January/February Vol 6, No. 1
My Compatriots Have Learned a New Word for Love: Cuba
By Pedro de la Hoz
Acclaimed Pakistani writer Tariq Ali is visiting Havana. He spoke to Granma about Cuban humanitarian missions abroad, the growingly discredited U.S. President George W. Bush and the fresh winds blowing in Latin America.
In his travels around the world, the Britain-based Pakistani writer, historian, filmmaker, Tariq Ali, was in his native land in October when a powerful earthquake took the lives of tens of thousands of his compatriots and left a devastating situation.
Soon he became aware of the arrival of Cuban doctors and paramedics to the affected region and their work under highly difficult conditions.
Tariq Ali is in Havana as the guest of the Cuban Book Institute. His agenda includes meetings with Cuban intellectuals and academic exchanges.
But, firstly, the vocal political commentator and prolific author said he wished to express his testimony of gratitude: “The gesture of the Cuban doctors will go down in the history of internationalism. Many of my compatriots have learned a new word for love: Cuba.”
Ali is among the world’s leading intellectuals sharply critical of U.S. hegemony and in favor of alternatives to reverse this reality. The author was born in 1943 in Lahore, then British-controlled India, and exiled from Pakistan for his vocal opposition to the country’s military dictatorship during the 1960s.

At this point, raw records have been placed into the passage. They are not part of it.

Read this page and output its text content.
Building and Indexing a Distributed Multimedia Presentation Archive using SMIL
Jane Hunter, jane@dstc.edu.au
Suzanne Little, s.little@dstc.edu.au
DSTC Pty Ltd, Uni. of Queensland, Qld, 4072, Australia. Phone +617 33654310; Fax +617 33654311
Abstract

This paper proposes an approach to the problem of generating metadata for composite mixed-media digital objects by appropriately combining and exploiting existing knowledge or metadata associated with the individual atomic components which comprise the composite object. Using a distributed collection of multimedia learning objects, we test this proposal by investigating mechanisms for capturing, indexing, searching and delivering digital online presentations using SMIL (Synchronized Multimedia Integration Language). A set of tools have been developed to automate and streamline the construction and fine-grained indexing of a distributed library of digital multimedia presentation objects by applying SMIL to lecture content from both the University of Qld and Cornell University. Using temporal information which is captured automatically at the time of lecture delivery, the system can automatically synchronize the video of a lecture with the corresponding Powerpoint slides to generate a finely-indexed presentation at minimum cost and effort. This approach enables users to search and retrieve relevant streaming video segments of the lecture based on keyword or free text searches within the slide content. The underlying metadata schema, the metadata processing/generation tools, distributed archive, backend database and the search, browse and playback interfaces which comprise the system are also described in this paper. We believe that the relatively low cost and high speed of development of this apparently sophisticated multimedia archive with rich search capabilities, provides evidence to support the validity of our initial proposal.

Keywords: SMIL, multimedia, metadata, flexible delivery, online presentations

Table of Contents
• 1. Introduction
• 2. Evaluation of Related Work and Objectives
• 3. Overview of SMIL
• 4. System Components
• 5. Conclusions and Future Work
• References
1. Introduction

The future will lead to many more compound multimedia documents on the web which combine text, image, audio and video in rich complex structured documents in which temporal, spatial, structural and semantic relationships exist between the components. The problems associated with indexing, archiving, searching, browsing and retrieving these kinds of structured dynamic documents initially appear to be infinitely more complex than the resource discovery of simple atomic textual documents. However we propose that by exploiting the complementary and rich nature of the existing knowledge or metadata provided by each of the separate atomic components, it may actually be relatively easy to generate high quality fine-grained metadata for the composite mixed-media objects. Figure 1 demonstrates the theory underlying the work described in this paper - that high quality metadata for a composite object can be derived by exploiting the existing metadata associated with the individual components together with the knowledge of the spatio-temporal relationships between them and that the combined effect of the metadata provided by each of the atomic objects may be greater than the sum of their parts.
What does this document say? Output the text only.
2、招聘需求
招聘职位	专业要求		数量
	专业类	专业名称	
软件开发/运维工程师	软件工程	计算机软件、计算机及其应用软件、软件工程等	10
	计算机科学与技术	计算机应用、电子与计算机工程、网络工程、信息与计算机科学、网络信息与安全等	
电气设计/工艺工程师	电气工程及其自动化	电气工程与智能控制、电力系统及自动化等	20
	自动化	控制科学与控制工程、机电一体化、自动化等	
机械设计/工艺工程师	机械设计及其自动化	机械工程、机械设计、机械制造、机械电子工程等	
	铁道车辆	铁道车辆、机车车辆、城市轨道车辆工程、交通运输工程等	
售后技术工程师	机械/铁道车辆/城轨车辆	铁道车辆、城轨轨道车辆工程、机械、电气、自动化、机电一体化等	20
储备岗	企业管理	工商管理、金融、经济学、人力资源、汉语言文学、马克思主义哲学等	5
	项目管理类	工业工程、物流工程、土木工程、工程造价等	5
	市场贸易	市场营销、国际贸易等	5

Since then, he has made his home in Britain, studying at Oxford University where he became active in the movement against the U.S. war in Vietnam. He is the author of more than a dozen books on politics, history and culture, a regular broadcaster on the BBC, a contributor to the Guardian and a member of the editorial board of the prestigious British publication New Left Review.
Ali has kept close watch on the impact of the Cuban doctors in his native country. The island’s physicians are members of the Henry Reeve brigade, originally convoked to assist hurricane Katrina victims in New Orleans, an offer rejected by the Bush administration.
“The earthquake hit the poorest communities hardest. In Pakistan there are many good hospitals but they are not located in the area where the disaster occurred, which is also difficult to reach. The number of Cuban doctors, nurses and health technicians is greater than all the local health personnel in the region. However, it’s not just a matter of numbers, it’s also one of sensitivity and dedication. I am aware that the majority of those benefited from these services knew nothing about Cuba or even where it is located on the map. That has changed. The mark the Cubans are leaving among the Pakistanis will be lasting.”
One of the latest works by Tariq Ali is titled: Bush in Babylon: The Re-colonization of Iraq. The essay analyzes the imperial lust of the U.S. to re-colonize the Third World. In his opinion the effort will fail: “Bush faces a major credibility crisis in the United States itself. The U.S. will never have control of Iraq; they don’t even control the so-called Green Zone in Baghdad. U.S. intelligence never expected the resistance to have been organized before the invasion, nor that the Iraqi military had a strategy to resist against the invaders and their lackeys from their own communities. I travel often to the United States and I can feel how opposition to the war is growing each day.”
Latin America is another part of the world that greatly interests the Pakistani author. “Here the world is taking a new shape. There is revolutionary Cuba and now Bolivarian Venezuela, and we’ll see what happens in Bolivia in the coming days. I am confident there will be advances with the example of these forces.”